Premier cru : question de la marque déceptive
Plus encore, le dépôt de la marque « Premier cru » pour désigner des produits cosmétiques est valide (non déceptif). Il n’est pas établi que le consommateur puisse commettre une erreur sur la qualité substantielle du produit ou du service qui lui est vendu/fourni, qualité importante aux yeux du consommateur auquel le produit ou le service est destiné et particulièrement être amené à croire que les ingrédients utilisés dans la composition des produits incluent du vin classé « Premier Cru », compte tenu du positionnement marketing de la société Caudalie, qui de tout temps a indiqué utiliser les vertus cosmétiques liées aux pépins de raisin, à la sève de vigne et aux sarments de vigne , qui constituent son univers (et non pas au vin fut-il premier cru classé). La marque n’est donc pas déceptive.
De même la marque n’est pas descriptive au sens de l’article L711-2 du code de la propriété intellectuelle qui dispose que « sont dépourvus de caractère distinctif b) les signes ou dénominations pouvant servir à désigner une caractéristique du produit ou du service, et notamment l’espèce, la qualité, la quantité, la destination, la valeur, la provenance géographique, l’époque de la production du bien ou de la prestation de service » car les termes « Premier Cru » associés à une crème de soin et à des produits cosmétiques, ne décrivent pas une caractéristique des produits et services visés, à savoir un ingrédient (le vin Premier Cru) lequel n’est pas utilisé dans la composition des crèmes.

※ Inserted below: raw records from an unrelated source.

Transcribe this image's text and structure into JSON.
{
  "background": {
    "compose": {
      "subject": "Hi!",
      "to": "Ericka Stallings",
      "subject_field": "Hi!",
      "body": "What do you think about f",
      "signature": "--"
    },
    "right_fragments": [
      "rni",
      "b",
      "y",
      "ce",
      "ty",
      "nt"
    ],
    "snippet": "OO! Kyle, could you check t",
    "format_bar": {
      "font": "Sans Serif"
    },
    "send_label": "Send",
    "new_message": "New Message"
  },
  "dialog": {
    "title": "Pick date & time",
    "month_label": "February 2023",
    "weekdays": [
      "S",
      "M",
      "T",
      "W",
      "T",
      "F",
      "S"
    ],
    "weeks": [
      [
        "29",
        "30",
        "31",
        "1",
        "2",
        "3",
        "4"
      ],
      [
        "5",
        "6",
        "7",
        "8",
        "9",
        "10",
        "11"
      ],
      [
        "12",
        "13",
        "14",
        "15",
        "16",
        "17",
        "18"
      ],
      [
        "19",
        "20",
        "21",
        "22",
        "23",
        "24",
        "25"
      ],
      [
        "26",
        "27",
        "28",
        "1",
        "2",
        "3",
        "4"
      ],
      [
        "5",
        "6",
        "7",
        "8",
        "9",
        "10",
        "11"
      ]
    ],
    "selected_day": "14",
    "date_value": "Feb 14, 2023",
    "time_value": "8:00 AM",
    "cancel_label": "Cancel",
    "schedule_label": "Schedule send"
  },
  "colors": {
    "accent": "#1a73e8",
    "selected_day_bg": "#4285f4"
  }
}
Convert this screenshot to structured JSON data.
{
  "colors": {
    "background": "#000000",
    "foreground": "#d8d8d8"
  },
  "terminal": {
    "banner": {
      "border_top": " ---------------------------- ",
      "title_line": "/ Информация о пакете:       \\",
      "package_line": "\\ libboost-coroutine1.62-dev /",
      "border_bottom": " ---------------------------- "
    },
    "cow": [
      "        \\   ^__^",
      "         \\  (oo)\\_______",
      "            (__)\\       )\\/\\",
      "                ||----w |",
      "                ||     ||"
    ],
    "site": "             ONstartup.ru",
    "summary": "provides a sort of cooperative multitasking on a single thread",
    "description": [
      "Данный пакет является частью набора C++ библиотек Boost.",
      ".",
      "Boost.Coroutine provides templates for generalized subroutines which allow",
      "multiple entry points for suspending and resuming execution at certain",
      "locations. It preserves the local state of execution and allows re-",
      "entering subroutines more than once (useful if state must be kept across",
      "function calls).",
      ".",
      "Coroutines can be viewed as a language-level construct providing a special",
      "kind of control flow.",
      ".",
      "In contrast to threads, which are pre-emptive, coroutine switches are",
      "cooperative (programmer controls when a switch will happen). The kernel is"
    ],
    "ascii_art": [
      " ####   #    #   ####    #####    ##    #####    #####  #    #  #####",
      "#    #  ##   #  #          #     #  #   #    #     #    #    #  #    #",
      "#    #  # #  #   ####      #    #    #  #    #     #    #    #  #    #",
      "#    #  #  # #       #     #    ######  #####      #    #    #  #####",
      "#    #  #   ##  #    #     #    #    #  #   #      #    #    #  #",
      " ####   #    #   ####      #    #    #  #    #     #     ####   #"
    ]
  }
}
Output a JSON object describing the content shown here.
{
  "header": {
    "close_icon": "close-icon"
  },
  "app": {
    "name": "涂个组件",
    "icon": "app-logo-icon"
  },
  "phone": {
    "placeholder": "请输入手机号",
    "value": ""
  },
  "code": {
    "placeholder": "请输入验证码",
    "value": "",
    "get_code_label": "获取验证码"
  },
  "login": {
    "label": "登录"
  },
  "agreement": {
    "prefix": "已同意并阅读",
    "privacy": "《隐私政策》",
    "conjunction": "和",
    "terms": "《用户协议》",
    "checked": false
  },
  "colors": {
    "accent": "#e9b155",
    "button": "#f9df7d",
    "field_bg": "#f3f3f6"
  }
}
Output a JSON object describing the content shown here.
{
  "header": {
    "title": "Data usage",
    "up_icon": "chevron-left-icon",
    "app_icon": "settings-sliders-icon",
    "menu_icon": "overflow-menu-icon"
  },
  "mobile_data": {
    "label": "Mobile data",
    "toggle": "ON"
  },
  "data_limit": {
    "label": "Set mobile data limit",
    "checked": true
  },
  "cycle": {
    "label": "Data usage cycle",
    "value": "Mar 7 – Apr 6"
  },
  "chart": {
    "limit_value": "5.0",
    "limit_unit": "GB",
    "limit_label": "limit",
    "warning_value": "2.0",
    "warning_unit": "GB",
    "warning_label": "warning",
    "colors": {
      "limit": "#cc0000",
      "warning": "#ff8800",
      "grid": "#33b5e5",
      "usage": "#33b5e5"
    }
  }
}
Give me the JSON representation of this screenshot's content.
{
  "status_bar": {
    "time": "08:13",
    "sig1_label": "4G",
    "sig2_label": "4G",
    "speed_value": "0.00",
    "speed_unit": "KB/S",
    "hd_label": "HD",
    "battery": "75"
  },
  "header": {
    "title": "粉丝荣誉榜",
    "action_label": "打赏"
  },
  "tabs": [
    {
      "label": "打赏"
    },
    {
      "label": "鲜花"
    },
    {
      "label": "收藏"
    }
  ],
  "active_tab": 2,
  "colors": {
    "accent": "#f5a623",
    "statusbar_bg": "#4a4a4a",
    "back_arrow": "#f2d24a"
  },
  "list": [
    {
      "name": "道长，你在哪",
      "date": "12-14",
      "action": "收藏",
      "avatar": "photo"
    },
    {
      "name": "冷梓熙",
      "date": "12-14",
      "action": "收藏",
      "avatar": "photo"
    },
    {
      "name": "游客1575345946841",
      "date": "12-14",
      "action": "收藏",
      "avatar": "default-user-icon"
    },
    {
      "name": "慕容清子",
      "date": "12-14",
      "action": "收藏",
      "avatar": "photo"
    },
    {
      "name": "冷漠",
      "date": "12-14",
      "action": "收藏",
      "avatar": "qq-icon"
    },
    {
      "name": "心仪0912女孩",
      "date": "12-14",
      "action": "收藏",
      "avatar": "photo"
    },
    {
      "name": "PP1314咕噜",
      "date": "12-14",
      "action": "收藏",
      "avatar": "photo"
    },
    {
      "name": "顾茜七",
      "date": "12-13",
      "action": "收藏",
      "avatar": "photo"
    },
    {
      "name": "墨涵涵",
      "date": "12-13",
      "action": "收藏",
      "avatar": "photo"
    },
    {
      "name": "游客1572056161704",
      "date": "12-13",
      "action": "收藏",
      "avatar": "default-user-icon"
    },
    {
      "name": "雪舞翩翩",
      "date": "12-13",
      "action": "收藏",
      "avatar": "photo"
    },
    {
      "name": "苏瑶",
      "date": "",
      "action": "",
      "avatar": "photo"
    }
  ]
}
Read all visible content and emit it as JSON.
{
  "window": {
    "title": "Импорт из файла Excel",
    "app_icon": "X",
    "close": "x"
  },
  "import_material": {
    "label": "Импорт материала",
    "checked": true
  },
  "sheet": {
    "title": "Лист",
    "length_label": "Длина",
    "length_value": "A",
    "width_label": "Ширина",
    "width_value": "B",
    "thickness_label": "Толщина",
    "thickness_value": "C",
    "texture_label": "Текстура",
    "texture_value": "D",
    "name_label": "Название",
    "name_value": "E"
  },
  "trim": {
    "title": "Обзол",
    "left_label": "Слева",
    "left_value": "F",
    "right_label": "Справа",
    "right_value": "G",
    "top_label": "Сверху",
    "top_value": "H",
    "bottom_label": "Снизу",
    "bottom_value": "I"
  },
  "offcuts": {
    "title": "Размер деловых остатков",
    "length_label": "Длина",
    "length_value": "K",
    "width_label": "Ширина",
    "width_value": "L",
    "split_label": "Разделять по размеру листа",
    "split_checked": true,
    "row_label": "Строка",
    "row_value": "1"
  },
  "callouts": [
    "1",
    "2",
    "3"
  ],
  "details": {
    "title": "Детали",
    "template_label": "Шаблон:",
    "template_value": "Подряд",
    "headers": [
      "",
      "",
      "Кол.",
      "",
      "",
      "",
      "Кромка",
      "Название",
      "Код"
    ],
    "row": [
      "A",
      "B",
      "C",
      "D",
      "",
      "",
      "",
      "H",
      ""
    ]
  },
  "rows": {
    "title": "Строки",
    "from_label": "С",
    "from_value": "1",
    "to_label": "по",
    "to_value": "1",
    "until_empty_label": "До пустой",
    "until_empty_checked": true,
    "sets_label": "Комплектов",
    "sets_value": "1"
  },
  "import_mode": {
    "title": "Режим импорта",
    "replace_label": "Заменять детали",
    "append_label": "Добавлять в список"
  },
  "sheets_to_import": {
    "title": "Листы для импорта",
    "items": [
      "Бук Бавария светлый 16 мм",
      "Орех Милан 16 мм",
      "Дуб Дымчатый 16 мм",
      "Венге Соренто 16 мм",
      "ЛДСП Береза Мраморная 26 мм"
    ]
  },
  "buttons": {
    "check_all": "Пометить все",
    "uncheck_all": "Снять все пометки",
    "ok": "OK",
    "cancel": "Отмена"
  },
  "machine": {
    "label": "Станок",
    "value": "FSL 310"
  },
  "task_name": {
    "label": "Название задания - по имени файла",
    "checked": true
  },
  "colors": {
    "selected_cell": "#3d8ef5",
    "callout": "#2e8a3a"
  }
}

Pratique commerciale trompeuse ?
Cet usage ne caractérise pas non plus une pratique commerciale trompeuse et déloyale prohibée par les articles L120-1, L121-1 et L. 213-1 du code de la consommation, en ce que la décision commerciale du consommateur serait dirigée et celui-ci serait trompé sur l’origine, les qualités substantielles, la composition ou la teneur en principes utiles du produit.
Dès lors qu’il s’agit de produits cosmétiques et non agroalimentaires, les instructions de la DGGCRF ne sont pas applicables en l’espèce et ni la volonté de tromper, ni par ailleurs la méprise alléguée du consommateur, ne sont rapportées. Au mieux, la dénomination fait référence à l’univers de la vigne et du vin, qui constitue le domaine et l’élément essentiel du positionnement publicitaire de la marque, puisque les produits contiennent des polyphénols issus du raisin, mais en aucun cas, le consommateur n’est supposé comprendre que les produits contiennent du vin.
Détournement d’AOC ?
Le détournement d’une AOC n’est pas non plus établi. L’utilisation des termes contestés, dès lors qu’ils s’appliquent à des crèmes de soin et produits de beauté, ne peut être considérée comme un acte illicite de propagande ou de publicité en faveur de l’alcool, tel que prévu par les articles L. 3323-2 et L. 3323-3 du code de la santé publique, dès lors qu’ils ne sont nullement évocateurs d’une quelconque boisson alcoolisée, quand bien même pour les besoins du marketing et de l’histoire de la marque, ils peuvent être associés à une exploitation vinicole.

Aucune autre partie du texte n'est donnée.